AWS went down in the US, but Ethereum kept humming

Despite a minor outage of Amazon Web Services (AWS), the Ethereum network nodes that largely depend on Amazon’s hosting were not affected.

At 12:08 PM PDT on June 13, the cloud service provider reported that they were looking into a rise in error rates and delays in some areas of the United States, and shortly after, the service was temporarily unavailable for about three hours.

The Associated Press and other major news outlets were impacted and unable to produce stories.

Evan Van Ness, a proponent of Ethereum, noted the outage and remarked that the Ethereum network was unaffected.
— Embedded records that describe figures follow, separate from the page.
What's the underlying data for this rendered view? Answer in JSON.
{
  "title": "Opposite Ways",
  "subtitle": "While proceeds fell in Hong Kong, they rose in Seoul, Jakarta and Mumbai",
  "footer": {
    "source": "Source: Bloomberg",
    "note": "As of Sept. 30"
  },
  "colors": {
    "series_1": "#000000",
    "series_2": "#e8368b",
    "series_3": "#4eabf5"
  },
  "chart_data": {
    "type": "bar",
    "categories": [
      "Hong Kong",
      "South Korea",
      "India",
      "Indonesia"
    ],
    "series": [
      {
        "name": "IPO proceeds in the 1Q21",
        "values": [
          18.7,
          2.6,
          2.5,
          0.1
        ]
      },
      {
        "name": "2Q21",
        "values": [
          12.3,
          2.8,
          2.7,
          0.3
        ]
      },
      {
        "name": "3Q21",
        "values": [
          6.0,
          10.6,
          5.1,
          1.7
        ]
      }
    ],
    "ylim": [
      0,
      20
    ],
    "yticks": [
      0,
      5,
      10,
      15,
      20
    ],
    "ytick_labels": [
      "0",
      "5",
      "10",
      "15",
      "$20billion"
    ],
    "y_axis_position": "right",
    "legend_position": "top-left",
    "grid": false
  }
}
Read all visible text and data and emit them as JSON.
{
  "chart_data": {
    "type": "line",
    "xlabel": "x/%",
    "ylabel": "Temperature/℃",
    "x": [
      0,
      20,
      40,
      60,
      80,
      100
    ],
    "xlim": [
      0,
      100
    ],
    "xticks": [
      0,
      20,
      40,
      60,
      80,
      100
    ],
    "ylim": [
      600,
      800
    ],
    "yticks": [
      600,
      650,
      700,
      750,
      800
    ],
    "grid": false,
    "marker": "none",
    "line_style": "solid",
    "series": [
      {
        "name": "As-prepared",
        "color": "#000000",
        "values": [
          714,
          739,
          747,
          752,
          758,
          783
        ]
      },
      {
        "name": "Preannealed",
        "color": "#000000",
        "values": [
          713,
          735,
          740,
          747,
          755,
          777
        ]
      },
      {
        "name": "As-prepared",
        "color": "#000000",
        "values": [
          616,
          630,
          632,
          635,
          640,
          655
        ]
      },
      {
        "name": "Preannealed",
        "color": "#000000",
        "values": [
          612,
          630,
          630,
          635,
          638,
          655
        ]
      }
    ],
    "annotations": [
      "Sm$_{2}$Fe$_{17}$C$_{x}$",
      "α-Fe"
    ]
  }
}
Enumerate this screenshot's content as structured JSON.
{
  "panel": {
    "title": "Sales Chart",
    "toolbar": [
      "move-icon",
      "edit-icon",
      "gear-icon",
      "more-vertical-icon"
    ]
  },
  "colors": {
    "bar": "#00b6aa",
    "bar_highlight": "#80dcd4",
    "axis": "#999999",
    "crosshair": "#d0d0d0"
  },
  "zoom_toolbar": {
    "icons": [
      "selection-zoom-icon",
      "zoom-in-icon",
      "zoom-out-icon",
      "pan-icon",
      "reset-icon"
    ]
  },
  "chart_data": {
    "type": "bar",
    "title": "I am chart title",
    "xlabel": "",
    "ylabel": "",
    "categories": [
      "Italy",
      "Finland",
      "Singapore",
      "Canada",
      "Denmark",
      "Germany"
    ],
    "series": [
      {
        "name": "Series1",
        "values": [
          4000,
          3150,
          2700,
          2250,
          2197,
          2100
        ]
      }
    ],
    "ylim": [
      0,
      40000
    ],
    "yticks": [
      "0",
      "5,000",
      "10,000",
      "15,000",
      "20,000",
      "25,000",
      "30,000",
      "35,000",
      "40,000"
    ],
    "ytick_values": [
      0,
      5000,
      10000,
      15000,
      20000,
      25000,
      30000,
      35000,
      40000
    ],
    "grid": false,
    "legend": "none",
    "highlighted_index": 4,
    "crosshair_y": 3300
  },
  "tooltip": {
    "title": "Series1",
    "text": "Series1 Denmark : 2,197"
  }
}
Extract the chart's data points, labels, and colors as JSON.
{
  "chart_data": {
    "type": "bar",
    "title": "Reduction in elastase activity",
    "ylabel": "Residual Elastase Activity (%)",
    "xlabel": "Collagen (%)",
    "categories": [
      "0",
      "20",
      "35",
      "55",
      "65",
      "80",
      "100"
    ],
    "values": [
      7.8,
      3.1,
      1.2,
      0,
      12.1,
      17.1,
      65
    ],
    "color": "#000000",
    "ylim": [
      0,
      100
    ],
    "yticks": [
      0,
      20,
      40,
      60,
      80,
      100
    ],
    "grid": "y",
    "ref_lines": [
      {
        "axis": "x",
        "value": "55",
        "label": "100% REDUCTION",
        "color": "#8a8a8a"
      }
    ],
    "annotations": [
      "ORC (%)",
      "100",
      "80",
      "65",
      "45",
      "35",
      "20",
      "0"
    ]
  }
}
Ethernodes reports that approximately two-thirds of the Ethereum network is dependent on Amazon hosting services.

Van Ness noted that the effect of the outage could have been more pronounced if it had occurred in Europe, given the 7.1 million Ether (ETH) staked on Lido, which is currently around 35% of the total.

Ethereum has been the subject of criticism in the past for its dependence on Infura, an infrastructure provider that furnishes network nodes to various companies and organizations. Many of these companies, as well as the liquid staking platform Lido, are heavily reliant on Amazon Web Services for their cloud hosting needs.

Three cloud providers account for more than two-thirds of Ethereum nodes.

Approximately 20 minutes after the issue was reported, AWS declared that the root cause was related to a service known as AWS Lambda, which allows customers to execute code for various types of applications.

At 3.37 PM PDT, the company announced that the issue with AWS had been resolved and all services were running as normal.

Kinsta, a hosting platform, states that Amazon Web Services (AWS) has the largest share of the cloud hosting market, at 34%.